May, who met with the Queen as her first duty, is said to like the peace and quiet of a hiking holiday in Switzerland

(Keystone)

Switzerland’s newspaper portraits of Britain’s new prime minister designate, Theresa May, are awash with nicknames. Most reports don’t dare speculate on the impact she will have.

Ahead of Wednesday’s formal taking office as British government leader, May is compared with one of her predecessors, Margaret Thatcher (famously known as the Iron Lady), as well as with Germany’s Chancellor Angela Merkel.

The tabloid Blick says May “is more Merkel than Maggie”, while the title of the syndicated report by Tages-Anzeiger and Der Bund newspapers is titled: “The summer of an ice queen”. The correspondent highlights May’s rigorous self-discipline and her humble background.

For the prestigious Neue Zürcher Zeitung, traditionally close to the business community and liberalism, May is “The Wooden Lady”. The report notes that the successor of David Cameron is in favour of more government intervention in the economy.

Like many other reports, the NZZ London correspondent describes the 60-year-old May as a tough and pragmatic negotiator as well as a crisp personality.

May in Switzerland

“Theresa May, a UFO at Downing Street,” says the French-language daily, Le Temps.

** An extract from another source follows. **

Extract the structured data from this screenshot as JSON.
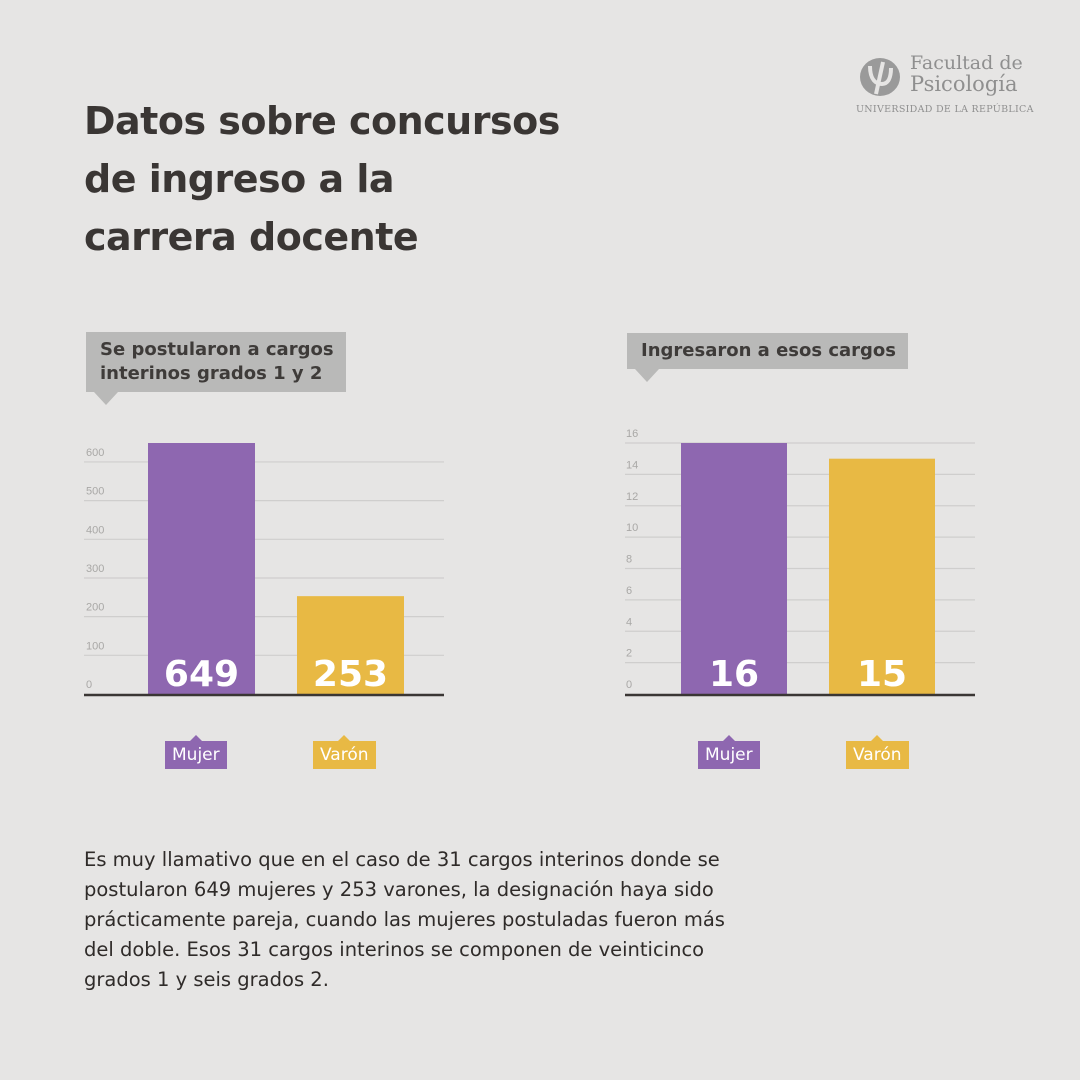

It explains that the new prime minister is different from her predecessors notably from the Conservative Party and that she does not necessarily share the values of the upper class.

In a little aside, Le Temps quotes the mayor of Geneva, Guillaume Barazzone, who met May during a conference of conservative parties in London last year.

He says May had told him she liked “Switzerland, its institutions and its beautiful countryside”.

Barazzone, who is also a member of parliament, said he had explained to the then British interior minister how the issue of immigration curbs affected relations between Switzerland and the European Union. She, however, had not revealed her views on this issue to him, Barazzone says.

Another quote, reported by the British press in 2007, has been dug up by the Swiss media over the past few days. Blick says May had told the Financial Times that she was most happy when she and her husband are hiking in the Switzerland. Le Temps attributes the same quote to the Daily Telegraph.

Incidentally, May is not the first British Prime Minister to enjoy a holiday in the Swiss Alps. Baroness Thatcher used to spend time in Graubünden and visit a friend who lived in central Switzerland. May apparently spent holidays in the resort of Zermatt and in the Bernese Oberland region.